= 2026 New York City RSS controversy =

On August 10, 2026, the Hindu group American Hindus for Engagement and Dialogue (AHEAD) Forum announced the Universal Oneness Celebration (UOC) for August 29, 2026, in New York, featuring Rashtriya Swayamsevak Sangh (RSS) chief Mohan Bhagwat.
The event took place on August 29, in Madison Square Garden, where Mohan Bhagwat held a speech, presenting Vasudhaiva Kutumbakam ("The World Is One Family"). About 5,000 people attended, spanning about 250 Hindu American organizations.

== Controversy ==
RSS is widely considered to be a extremist paramilitary group, adopting the far-right Hindutva ideology.
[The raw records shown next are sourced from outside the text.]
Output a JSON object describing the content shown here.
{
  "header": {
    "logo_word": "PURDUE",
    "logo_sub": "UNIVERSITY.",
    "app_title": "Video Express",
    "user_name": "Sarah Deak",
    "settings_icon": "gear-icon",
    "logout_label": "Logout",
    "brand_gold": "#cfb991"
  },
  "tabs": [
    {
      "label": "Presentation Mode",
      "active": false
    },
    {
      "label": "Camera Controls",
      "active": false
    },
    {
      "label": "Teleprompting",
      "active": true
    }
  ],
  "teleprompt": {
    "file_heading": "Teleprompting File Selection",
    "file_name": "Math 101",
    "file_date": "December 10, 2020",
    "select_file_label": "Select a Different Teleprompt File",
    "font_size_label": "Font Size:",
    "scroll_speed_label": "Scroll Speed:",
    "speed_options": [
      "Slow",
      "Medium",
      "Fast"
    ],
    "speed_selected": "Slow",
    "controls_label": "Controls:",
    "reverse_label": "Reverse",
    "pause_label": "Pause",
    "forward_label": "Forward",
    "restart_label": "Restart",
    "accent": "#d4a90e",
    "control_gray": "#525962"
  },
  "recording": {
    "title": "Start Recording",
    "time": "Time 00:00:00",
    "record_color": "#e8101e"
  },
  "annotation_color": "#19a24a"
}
The group, which primarily operates in India, has carried out terrorist attacks against Islamic places of worship as well as Christians, and engaged in forced conversions.
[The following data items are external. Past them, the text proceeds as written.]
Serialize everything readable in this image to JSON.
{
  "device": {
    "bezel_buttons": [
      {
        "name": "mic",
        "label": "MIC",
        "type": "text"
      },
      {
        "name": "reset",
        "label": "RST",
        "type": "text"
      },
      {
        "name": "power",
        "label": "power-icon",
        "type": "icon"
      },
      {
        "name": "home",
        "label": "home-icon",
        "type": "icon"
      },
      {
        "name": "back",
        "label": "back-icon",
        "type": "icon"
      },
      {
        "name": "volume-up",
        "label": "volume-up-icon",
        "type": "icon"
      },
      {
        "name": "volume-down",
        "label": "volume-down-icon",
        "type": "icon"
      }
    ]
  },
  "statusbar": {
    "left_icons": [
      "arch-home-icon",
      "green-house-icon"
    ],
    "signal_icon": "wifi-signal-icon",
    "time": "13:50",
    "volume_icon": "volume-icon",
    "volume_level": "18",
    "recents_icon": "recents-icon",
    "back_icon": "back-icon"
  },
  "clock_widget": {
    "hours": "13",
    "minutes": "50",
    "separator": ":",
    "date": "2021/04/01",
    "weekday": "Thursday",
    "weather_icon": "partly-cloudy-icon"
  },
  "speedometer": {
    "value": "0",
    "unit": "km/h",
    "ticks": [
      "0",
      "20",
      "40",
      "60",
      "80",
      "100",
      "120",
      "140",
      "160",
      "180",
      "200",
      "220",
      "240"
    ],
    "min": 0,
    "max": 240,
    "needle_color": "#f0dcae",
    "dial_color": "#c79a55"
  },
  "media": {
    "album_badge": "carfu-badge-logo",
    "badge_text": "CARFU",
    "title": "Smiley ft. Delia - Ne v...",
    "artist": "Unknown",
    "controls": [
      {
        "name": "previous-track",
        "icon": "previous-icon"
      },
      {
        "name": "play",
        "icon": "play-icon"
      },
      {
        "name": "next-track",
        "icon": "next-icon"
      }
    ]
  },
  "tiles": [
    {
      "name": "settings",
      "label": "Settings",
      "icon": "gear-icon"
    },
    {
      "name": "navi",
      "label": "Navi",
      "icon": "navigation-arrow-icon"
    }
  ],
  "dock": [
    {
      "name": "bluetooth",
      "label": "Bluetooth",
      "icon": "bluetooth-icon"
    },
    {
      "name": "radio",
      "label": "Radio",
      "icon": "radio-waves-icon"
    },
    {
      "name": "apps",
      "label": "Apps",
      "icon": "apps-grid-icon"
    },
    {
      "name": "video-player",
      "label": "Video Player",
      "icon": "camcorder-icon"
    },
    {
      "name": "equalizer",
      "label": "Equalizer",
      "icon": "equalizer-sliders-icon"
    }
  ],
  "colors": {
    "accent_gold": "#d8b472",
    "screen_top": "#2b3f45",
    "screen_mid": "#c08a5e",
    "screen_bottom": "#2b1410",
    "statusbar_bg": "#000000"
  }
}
NYC Mayor Zohran Mamdani publicly criticized the group, describing them as "exclusionary". When asked about the UOC event at a press conference, Mamdani said "I don't support the rally, but I don't know if the city has any jurisdiction on canceling a private event." He has criticized the Indian government in the past, describing Narendra Modi as a "war criminal" for his role in the 2002 Gujarat violence, and writing to jailed Indian student activist Umar Khalid, who has been imprisoned since 2020 without trial.

Ajit Sahi, the director of public affairs for the Indian American Muslim Council (IAMC), stated that affiliates of the RSS group have participated in anti-Muslim and anti-Christian violence and attacks on places of worship, and that one of "America's most prominent venues is conferring legitimacy on the leader of an organization associated with severe religious persecution and violence".
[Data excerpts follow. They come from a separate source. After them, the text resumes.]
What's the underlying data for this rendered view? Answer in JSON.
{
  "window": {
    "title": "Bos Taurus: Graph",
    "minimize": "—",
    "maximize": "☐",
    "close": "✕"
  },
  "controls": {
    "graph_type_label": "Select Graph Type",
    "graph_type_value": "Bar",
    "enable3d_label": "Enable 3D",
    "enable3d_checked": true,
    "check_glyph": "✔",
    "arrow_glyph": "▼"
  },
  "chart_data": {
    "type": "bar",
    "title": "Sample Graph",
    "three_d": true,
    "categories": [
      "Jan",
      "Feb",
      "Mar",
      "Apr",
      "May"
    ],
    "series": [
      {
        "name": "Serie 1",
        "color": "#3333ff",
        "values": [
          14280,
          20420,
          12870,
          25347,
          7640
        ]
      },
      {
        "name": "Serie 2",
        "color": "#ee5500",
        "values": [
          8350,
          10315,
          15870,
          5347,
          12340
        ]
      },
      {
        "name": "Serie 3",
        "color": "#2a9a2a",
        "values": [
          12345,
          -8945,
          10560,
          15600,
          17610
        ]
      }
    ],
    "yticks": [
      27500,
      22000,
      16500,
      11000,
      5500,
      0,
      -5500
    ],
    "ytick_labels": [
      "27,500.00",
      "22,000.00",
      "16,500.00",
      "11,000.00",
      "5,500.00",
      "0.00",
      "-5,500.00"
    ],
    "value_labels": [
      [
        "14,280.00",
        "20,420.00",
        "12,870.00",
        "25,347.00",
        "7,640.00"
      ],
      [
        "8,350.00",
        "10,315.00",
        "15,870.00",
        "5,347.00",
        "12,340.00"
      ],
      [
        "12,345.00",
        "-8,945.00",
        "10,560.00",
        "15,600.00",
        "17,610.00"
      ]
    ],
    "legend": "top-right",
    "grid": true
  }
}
The US Commission on International Religious Freedom (USCIRF) urged sanctions against the RSS and requested that the US government not support diplomatic relations with RSS members, describing them as an "umbrella organization whose sub-groups have perpetrated attacks on religious minorities, including Christians and Muslims".

Other NYC council members such as Shahana Hanif, Lincoln Restler, and Julie Won as well as former NYC Comptroller Brad Lander have voiced support, calling for the event's cancellation, and visa revocations for Bhagwat.

=== Interfaith press conference ===
The IAMC alongside 61 other allied organizations held a press conference in on August 25, 2026 in front of New York City Hall, to protest against the upcoming UOC event featuring Mohan Bhagwat. It was held under the banner "No Platform for Hate", and included a coalition of Muslim, Hindu, Sikh, Christian, and Dalit organisations. Japneet Singh from Sikh Coalition of New York attended the conference, saying that the protest is "not against Hinduism but Hindu nationalism". Kshipra Uke of the Dalit Solidarity Forum also denounced Bhagwat for failing to take action against the rapists of Bilkis Bano after they were released from jail. Sunita Viswanath from Hindus for Human Rights also condemned the event, distancing her faith from the RSS and Hindutva ideology.

A Muslim community organizer from South Carolina who attended the press conference expressed skepticism on Bhagwat's ideas of unity, saying that he speaks "about unity, but it’s in stark contrast with the bloody reality faced by minorities in India."